Partisipasi masyarakat adalah kunci dalam pengelolaan sampah. Masyarakat setempat dan wisatawan harus dilibatkan dalam upaya ini, dan peran mereka dalam mengurangi dan mengelola sampah harus diakui dan diperkuat (Oosterveer, 2009). Dalam konteks ini, tampaknya ada ruang untuk CCE untuk lebih menjelaskan bagaimana mereka berencana melibatkan masyarakat dan wisatawan dalam inisiatif mereka.

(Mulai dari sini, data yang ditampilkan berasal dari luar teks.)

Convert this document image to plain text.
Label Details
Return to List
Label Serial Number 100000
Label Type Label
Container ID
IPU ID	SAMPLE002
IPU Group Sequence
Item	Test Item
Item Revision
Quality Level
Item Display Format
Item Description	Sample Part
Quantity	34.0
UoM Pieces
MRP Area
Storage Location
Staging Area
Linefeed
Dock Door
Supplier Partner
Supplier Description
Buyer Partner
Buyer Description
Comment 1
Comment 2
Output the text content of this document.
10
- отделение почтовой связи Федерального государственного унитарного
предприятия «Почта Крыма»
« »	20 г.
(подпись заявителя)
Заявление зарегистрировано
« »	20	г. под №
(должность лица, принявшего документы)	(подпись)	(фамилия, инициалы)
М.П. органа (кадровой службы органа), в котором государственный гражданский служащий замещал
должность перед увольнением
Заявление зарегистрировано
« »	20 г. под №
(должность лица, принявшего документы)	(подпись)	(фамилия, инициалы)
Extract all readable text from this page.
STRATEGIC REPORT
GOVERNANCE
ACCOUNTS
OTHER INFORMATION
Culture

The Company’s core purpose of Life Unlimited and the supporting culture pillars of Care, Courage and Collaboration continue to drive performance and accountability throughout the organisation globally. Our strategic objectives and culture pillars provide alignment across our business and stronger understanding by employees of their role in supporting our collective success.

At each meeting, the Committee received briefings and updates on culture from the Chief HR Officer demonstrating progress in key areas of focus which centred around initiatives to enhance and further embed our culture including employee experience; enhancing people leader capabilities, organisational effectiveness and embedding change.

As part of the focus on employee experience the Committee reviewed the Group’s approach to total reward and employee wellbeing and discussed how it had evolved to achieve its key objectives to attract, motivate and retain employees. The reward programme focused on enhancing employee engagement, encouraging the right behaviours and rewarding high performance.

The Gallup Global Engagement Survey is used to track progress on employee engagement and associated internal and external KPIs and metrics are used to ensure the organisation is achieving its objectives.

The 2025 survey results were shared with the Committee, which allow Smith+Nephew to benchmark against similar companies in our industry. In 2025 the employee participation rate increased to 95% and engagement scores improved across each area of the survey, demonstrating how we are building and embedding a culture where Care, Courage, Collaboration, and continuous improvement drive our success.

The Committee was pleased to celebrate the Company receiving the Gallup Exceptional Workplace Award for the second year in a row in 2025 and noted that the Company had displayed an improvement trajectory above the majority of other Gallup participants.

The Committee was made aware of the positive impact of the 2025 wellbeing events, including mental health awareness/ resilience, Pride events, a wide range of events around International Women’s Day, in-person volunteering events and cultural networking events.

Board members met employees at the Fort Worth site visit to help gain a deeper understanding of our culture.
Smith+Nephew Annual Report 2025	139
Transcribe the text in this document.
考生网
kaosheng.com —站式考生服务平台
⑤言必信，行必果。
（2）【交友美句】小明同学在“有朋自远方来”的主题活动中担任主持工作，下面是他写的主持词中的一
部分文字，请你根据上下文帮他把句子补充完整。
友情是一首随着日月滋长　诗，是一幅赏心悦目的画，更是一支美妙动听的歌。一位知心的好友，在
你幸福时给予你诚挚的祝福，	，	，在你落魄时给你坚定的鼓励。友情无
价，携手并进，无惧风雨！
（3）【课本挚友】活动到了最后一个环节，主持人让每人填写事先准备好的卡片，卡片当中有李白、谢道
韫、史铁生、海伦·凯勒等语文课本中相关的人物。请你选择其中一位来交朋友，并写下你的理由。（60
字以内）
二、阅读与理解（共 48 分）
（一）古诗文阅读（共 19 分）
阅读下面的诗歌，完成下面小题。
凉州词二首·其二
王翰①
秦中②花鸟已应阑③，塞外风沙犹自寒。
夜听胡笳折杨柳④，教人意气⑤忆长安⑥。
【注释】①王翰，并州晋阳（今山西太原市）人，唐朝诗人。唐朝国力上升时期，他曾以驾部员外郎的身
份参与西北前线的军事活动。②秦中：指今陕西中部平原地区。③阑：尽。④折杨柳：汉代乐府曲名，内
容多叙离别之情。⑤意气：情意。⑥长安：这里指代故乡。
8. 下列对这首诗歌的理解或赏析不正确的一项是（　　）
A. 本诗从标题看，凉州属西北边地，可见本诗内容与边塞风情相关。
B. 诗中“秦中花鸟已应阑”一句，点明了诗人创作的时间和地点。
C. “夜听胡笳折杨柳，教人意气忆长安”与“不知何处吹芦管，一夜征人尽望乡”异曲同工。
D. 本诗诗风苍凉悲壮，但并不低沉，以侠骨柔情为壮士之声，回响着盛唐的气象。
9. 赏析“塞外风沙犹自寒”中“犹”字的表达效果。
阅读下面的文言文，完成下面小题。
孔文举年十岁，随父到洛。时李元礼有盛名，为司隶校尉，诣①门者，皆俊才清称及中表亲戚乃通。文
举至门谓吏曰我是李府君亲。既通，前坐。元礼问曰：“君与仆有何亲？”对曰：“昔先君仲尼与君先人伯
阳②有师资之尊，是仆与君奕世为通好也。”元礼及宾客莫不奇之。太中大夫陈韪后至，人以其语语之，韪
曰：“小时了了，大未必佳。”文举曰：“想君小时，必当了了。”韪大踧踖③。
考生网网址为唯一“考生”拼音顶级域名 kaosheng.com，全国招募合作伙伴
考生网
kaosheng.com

Lihat juga ke inisiatif serupa di tempat lain bisa membantu YABB dalam mendesain dan menerapkan CCE. Memahami apa yang berhasil dan apa yang tidak di tempat lain bisa memberikan wawasan berharga dan membantu meningkatkan efektivitas program ini (Kaza et al., 2018).
Terakhir, pengukuran dan evaluasi adalah komponen penting dari setiap inisiatif seperti ini. Mereka memungkinkan organisasi dan pemangku kepentingan lainnya untuk melacak kemajuan, menilai dampak, dan membuat penyesuaian yang diperlukan untuk meningkatkan efektivitas program (Lange & McNeil, 2004).
RUJUKAN:
Ellen MacArthur Foundation. (2015). Towards a Circular Economy: Business Rationale for an Accelerated Transition.
Oosterveer, P. (2009). Urban Environmental Services and the State in East Asia: Applying the Strategic-Relational Approach. Pacific Affairs, 82(4), 555–575.
Kaza, S., Yao, L. C., Bhada-Tata, P., & Van Woerden, F. (2018). What a Waste 2.0: A Global Snapshot of Solid Waste Management to 2050. World Bank.
Lange, P., & McNeil, D. (2004). An International Study of the Factors Influencing the Development of Environmental Initiatives in the Solid Waste Management Industry.